The Prison Crisis Group, which was in the forefront of the protest actions, stated: "We do not believe that Marian would be free had it not been for the campaign...Everybody should learn the most important lesson to come out of all this--that grassroots campaigning can make all the difference.


MARIAN PRICE is free but the human rights crisis in Northern Ireland is anything but over. Political prisoners are tried by a non-jury courts on charges as vague as "encouraging support for an illegal organization" or "possession of materials of use to terrorists." In every decade but one since Northern Ireland was created in 1920, people have been imprisoned without charge or trial. All this is against the background of a sustained attack on working people's standard of living.

Martin Corey has been effectively interned for more than three years. The police appeared at his door and took him away to prison in the early hours of April 16, 2010, almost 18 years following his release from jail after serving 19 years for IRA activity.

The Secretary of State for Northern Ireland declared that he was revoking Corey's license because he was "a security risk." After a judge ordered him set free, the Secretary of State sent him back to prison.

The Parole Commission held secret hearings where neither Corey nor his lawyers could see the evidence.
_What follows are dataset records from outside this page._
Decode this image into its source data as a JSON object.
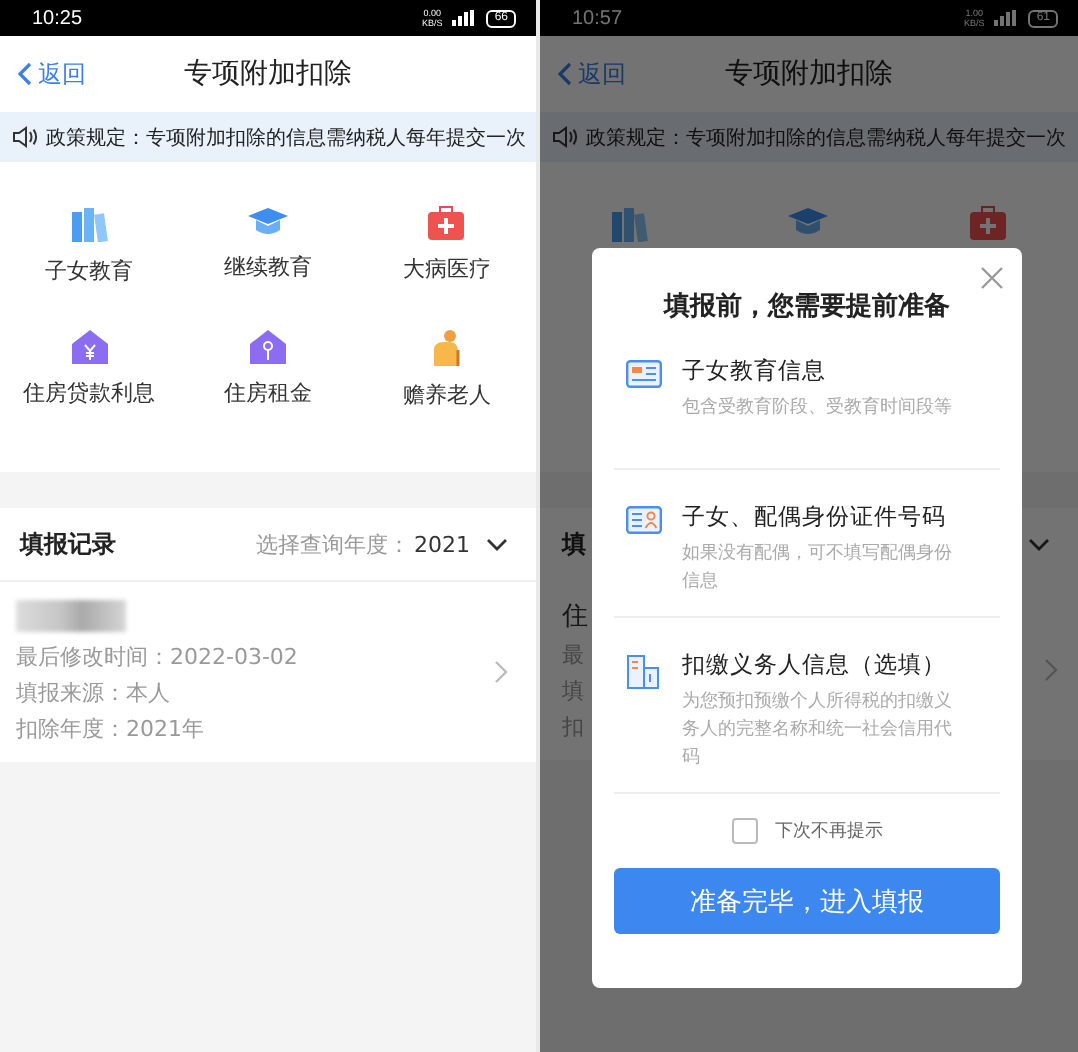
{
  "left_screen": {
    "status_bar": {
      "time": "10:25",
      "speed_value": "0.00",
      "speed_unit": "KB/S",
      "battery": "66"
    },
    "nav": {
      "back": "返回",
      "title": "专项附加扣除"
    },
    "notice": "政策规定：专项附加扣除的信息需纳税人每年提交一次",
    "categories": [
      {
        "kind": "books",
        "label": "子女教育"
      },
      {
        "kind": "cap",
        "label": "继续教育"
      },
      {
        "kind": "medkit",
        "label": "大病医疗"
      },
      {
        "kind": "house-yen",
        "label": "住房贷款利息"
      },
      {
        "kind": "house-key",
        "label": "住房租金"
      },
      {
        "kind": "elder",
        "label": "赡养老人"
      }
    ],
    "records": {
      "title": "填报记录",
      "filter_label": "选择查询年度：",
      "year": "2021",
      "items": [
        {
          "lines": [
            "最后修改时间：2022-03-02",
            "填报来源：本人",
            "扣除年度：2021年"
          ]
        }
      ]
    }
  },
  "right_screen": {
    "status_bar": {
      "time": "10:57",
      "speed_value": "1.00",
      "speed_unit": "KB/S",
      "battery": "61"
    },
    "nav": {
      "back": "返回",
      "title": "专项附加扣除"
    },
    "notice": "政策规定：专项附加扣除的信息需纳税人每年提交一次",
    "category_icons": [
      {
        "kind": "books"
      },
      {
        "kind": "cap"
      },
      {
        "kind": "medkit"
      }
    ],
    "records_title_fragment": "填",
    "record_title_fragment": "住",
    "record_line_fragments": [
      "最",
      "填",
      "扣"
    ],
    "modal": {
      "title": "填报前，您需要提前准备",
      "items": [
        {
          "kind": "card",
          "title": "子女教育信息",
          "description": "包含受教育阶段、受教育时间段等"
        },
        {
          "kind": "id",
          "title": "子女、配偶身份证件号码",
          "description": "如果没有配偶，可不填写配偶身份信息"
        },
        {
          "kind": "building",
          "title": "扣缴义务人信息（选填）",
          "description": "为您预扣预缴个人所得税的扣缴义务人的完整名称和统一社会信用代码"
        }
      ],
      "checkbox": {
        "label": "下次不再提示",
        "checked": false
      },
      "button": "准备完毕，进入填报"
    }
  }
}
They returned him to prison, saying he was "a risk to the public." Corey's lawyers have announced that they will appeal to the European Court of Human Rights. But this process can consume a year or more.
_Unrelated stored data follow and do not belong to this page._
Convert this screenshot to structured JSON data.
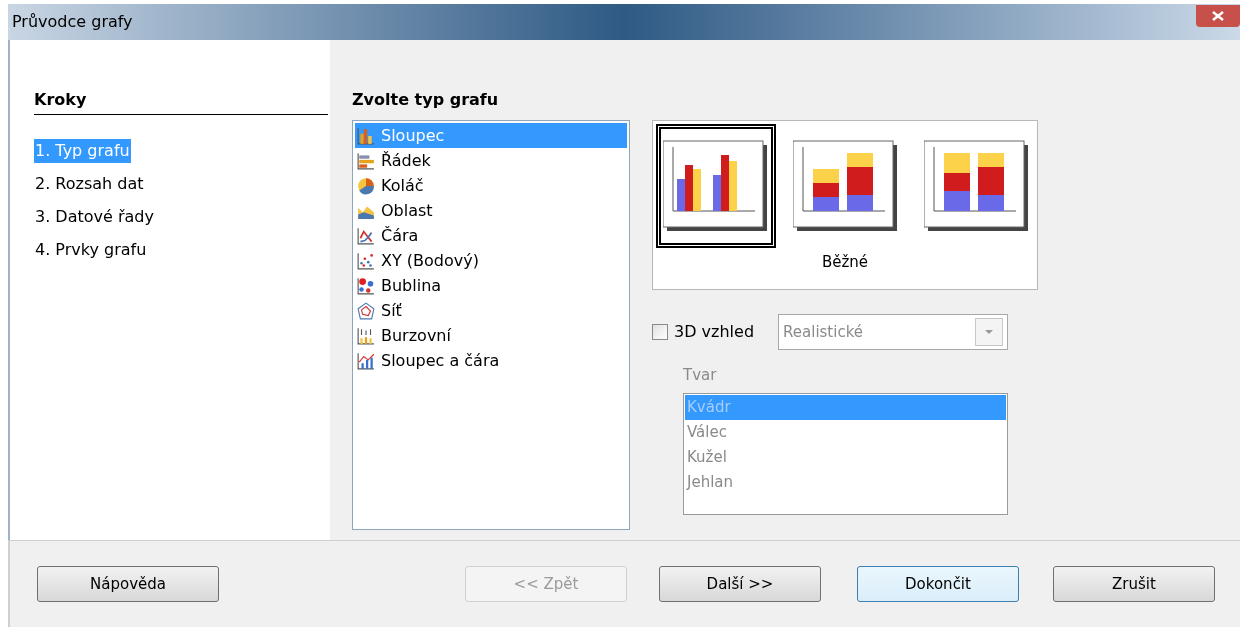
{
  "window": {
    "title": "Průvodce grafy"
  },
  "steps": {
    "title": "Kroky",
    "items": [
      {
        "label": "1. Typ grafu",
        "selected": true
      },
      {
        "label": "2. Rozsah dat",
        "selected": false
      },
      {
        "label": "3. Datové řady",
        "selected": false
      },
      {
        "label": "4. Prvky grafu",
        "selected": false
      }
    ]
  },
  "chart_type": {
    "title": "Zvolte typ grafu",
    "types": [
      {
        "label": "Sloupec",
        "kind": "column",
        "selected": true
      },
      {
        "label": "Řádek",
        "kind": "bar",
        "selected": false
      },
      {
        "label": "Koláč",
        "kind": "pie",
        "selected": false
      },
      {
        "label": "Oblast",
        "kind": "area",
        "selected": false
      },
      {
        "label": "Čára",
        "kind": "line",
        "selected": false
      },
      {
        "label": "XY (Bodový)",
        "kind": "xy",
        "selected": false
      },
      {
        "label": "Bublina",
        "kind": "bubble",
        "selected": false
      },
      {
        "label": "Síť",
        "kind": "net",
        "selected": false
      },
      {
        "label": "Burzovní",
        "kind": "stock",
        "selected": false
      },
      {
        "label": "Sloupec a čára",
        "kind": "column_line",
        "selected": false
      }
    ]
  },
  "variants": {
    "items": [
      {
        "kind": "normal",
        "selected": true
      },
      {
        "kind": "stacked",
        "selected": false
      },
      {
        "kind": "percent",
        "selected": false
      }
    ],
    "caption": "Běžné"
  },
  "three_d": {
    "label": "3D vzhled",
    "checked": false,
    "scheme": {
      "value": "Realistické",
      "disabled": true
    }
  },
  "shape": {
    "label": "Tvar",
    "disabled": true,
    "items": [
      {
        "label": "Kvádr",
        "selected": true
      },
      {
        "label": "Válec",
        "selected": false
      },
      {
        "label": "Kužel",
        "selected": false
      },
      {
        "label": "Jehlan",
        "selected": false
      }
    ]
  },
  "buttons": [
    {
      "label": "Nápověda",
      "disabled": false,
      "default": false
    },
    {
      "label": "<< Zpět",
      "disabled": true,
      "default": false
    },
    {
      "label": "Další >>",
      "disabled": false,
      "default": false
    },
    {
      "label": "Dokončit",
      "disabled": false,
      "default": true
    },
    {
      "label": "Zrušit",
      "disabled": false,
      "default": false
    }
  ]
}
Martin Corey is hardly the only victim of a British miscarriage of justice. Stephen Murney is in prison for taking photographs of the police. When the Craigavon 2, Brendan McConville and John Paul Wooton, tried to appeal their conviction, police arrested and tried to intimidate a key witness. John Downey flew to London from his home in Donegal this May, only to be arrested and charged with a 1982 bombing.

Martin Corey, Stephen Murney, Brendan McConville, John Paul Wooten, John Downey and others are likely to languish in prison unless they have the support of the same kind of sustained grassroots campaign that finally freed Marian Price. There will be nothing easy or automatic about building that kind of campaign. It will take a sustained and patient effort to build the broadest and most powerful coalition possible.

Irish civil rights leader Bernadette Devlin McAliskey called Marian Price's release "an important, but small victory." She warned:

We cannot be complacent. The confidence with which the new administration in Northern Ireland is systematically eroding and nullifying the promises of the Belfast Agreement is growing at alarming rate. The combination of refusal to protect fundamental human rights and an arrogant disregard and disrespect for critical and dissenting opinion is the hallmark of the "New Stormont," just as it was of the old.

This reality needs to be acknowledged by those who pulled this "model" together before it starts exploding before their eyes, even as they export it. Those of us who knew it was flawed need to start working together on the core problems that the growing failure presents, rather than simply fire-fighting for one victim at a time.